İnfektif endokarditte rutin laboratuvar bulgular sıklıkla anormal olmakla birlikte, özgül değildir. Lökositozun yanısıra ESH, CRP, PCT gibi enflamatuar belirteçlerde yükseklik, idrar tetkikinde %30-60 oranında mikroskobik hematüri ve %50-65 oranında proteinüri görülebilir1. Bu çalışma da Türkiye’den bildirilen diğer çalışmalarla benzer sonuçlanmıştır3,14.
İnfektif endokardit hastaların tümü antimikrobiyal tedavi almalı ve özellikle kalp yetmezliği, kontrolsüz enfeksiyon ve embolik olaylar gibi bazı durumlarda kardiyovasküler cerrahi müdahale yapılmalıdır. İE için tedavi süresi ortalama 4-6 hafta önerilirken, protez kapak varlığında bu sürenin çok daha uzun olması gerekmektedir1. Farklı çalışmalarda8,15,16 %23-69 gibi değişen oranlarda cerrahi uygulamalar bildirilmiştir. Bu çalışmada ise hastaların tamamına antimikrobiyal tedavi verilmiştir. Bununla birlikte %21.4 oranında cerrahi müdahale yapılmıştır. Bu oranın düşük olması, çalışma hasta sayısının az olması ve İE cerrahisi için hastanemizin referans merkez olmaması ile açıklanabilir.

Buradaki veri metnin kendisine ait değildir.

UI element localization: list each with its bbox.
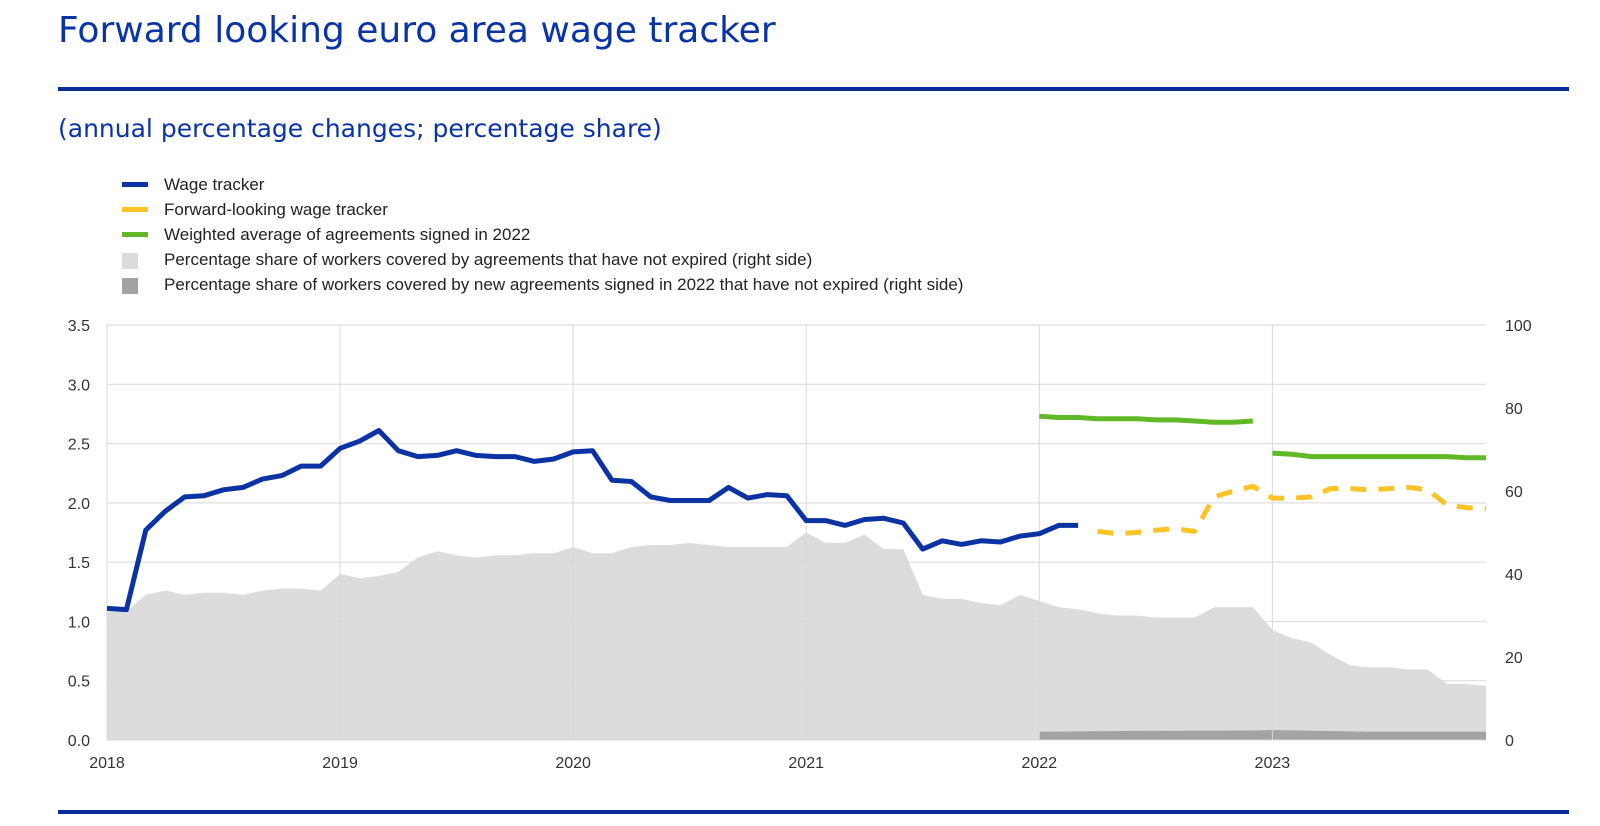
y-right-tick-label: 100	[1505, 318, 1532, 335]
y-right-tick-label: 0	[1505, 733, 1514, 750]
y-left-tick-label: 1.5	[68, 555, 90, 572]
area-share-new-agreements	[1039, 730, 1486, 740]
y-right-tick-label: 20	[1505, 650, 1523, 667]
y-right-tick-label: 80	[1505, 401, 1523, 418]
legend-swatch-wage-tracker	[122, 182, 148, 187]
legend-swatch-share-new	[122, 278, 138, 294]
x-tick-label: 2022	[1021, 755, 1057, 772]
chart-subtitle: (annual percentage changes; percentage s…	[58, 114, 662, 143]
y-left-tick-label: 1.0	[68, 614, 90, 631]
legend-swatch-weighted-average	[122, 232, 148, 237]
line-forward-looking-wage-tracker	[1097, 483, 1487, 537]
title-rule	[58, 87, 1569, 91]
x-tick-label: 2020	[555, 755, 591, 772]
y-left-tick-label: 2.5	[68, 437, 90, 454]
line-weighted-average-2022	[1272, 450, 1486, 461]
y-left-tick-label: 3.0	[68, 377, 90, 394]
legend-label: Percentage share of workers covered by n…	[164, 275, 964, 294]
y-left-tick-label: 2.0	[68, 496, 90, 513]
line-wage-tracker	[106, 428, 1079, 613]
line-weighted-average-2022	[1039, 413, 1254, 425]
area-share-all-agreements	[107, 532, 1486, 740]
legend-swatch-forward-looking	[122, 207, 148, 212]
y-left-tick-label: 0.0	[68, 733, 90, 750]
y-left-tick-label: 3.5	[68, 318, 90, 335]
x-tick-label: 2023	[1255, 755, 1291, 772]
x-tick-label: 2021	[788, 755, 824, 772]
legend-label: Wage tracker	[164, 175, 265, 194]
legend-swatch-share-all	[122, 253, 138, 269]
y-left-tick-label: 0.5	[68, 674, 90, 691]
footer-rule	[58, 810, 1569, 814]
y-right-tick-label: 40	[1505, 567, 1523, 584]
x-tick-label: 2018	[89, 755, 125, 772]
legend-label: Weighted average of agreements signed in…	[164, 225, 531, 244]
chart-title: Forward looking euro area wage tracker	[58, 10, 776, 51]
legend-label: Percentage share of workers covered by a…	[164, 250, 813, 269]
x-tick-label: 2019	[322, 755, 358, 772]
legend-label: Forward-looking wage tracker	[164, 200, 388, 219]
y-right-tick-label: 60	[1505, 484, 1523, 501]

Vejetasyonda bakteri yoğunluğunun fazla olması ve konak savunmasının bozulmuş olması sebebiyle antimikrobiyal tedavi cevabı olumsuz etkilenmektedir. Ayrıca İE cerrahisi bütün kapak cerrahisi operasyonları içinde en yüksek riske sahiptir. Bu durumlar, mortalite hızının yüksek olmasına neden olmaktadır. En iyi tedavi seçeneğiyle bile ölüm oranları yaklaşık % 25 olarak bildirilmiştir1. Ülkemiz İE ölüm hızları çalışmalarca farklılık göstermektedir. Şimşek-Yavuz ve ark.8’ları %27, Elbey ve ark. 17’ları %33 ve Erdem ve ark.18’ları ise %17 olarak saptamıştır. Çalışmada bu oran %21.4 olarak bulunmuştur.
Bu çalışma ile merkezimizde izlenen ve nadir görülen İE hastalarının klinik seyir ve sonuçları sunulmuştur. Bununla birlikte çalışmanın bazı sınırlılıkları vardır. Tek merkezli ve retrospektif kayıtlara dayanıyor olması ve az sayıda hasta içermesi çalışmanın kısıtlılıkları olarak sayılabilir.
Sonuç olarak, İE yüksek morbidite ve mortalite oranına sahip, multidisipliner yaklaşım gerektiren ciddi bir hastalıktır. Bu nedenle hastalığın yönetimi, merkezden merkeze farklılık gösterebilir. Bu çalışma ile merkezimize ait veriler sunulmuştur. Ancak İE ile ilgili, ülke literatürüne daha fazla katkı sunmak üzere geniş çaplı, prospektif çalışmalara duyulan ihtiyaç devam etmektedir.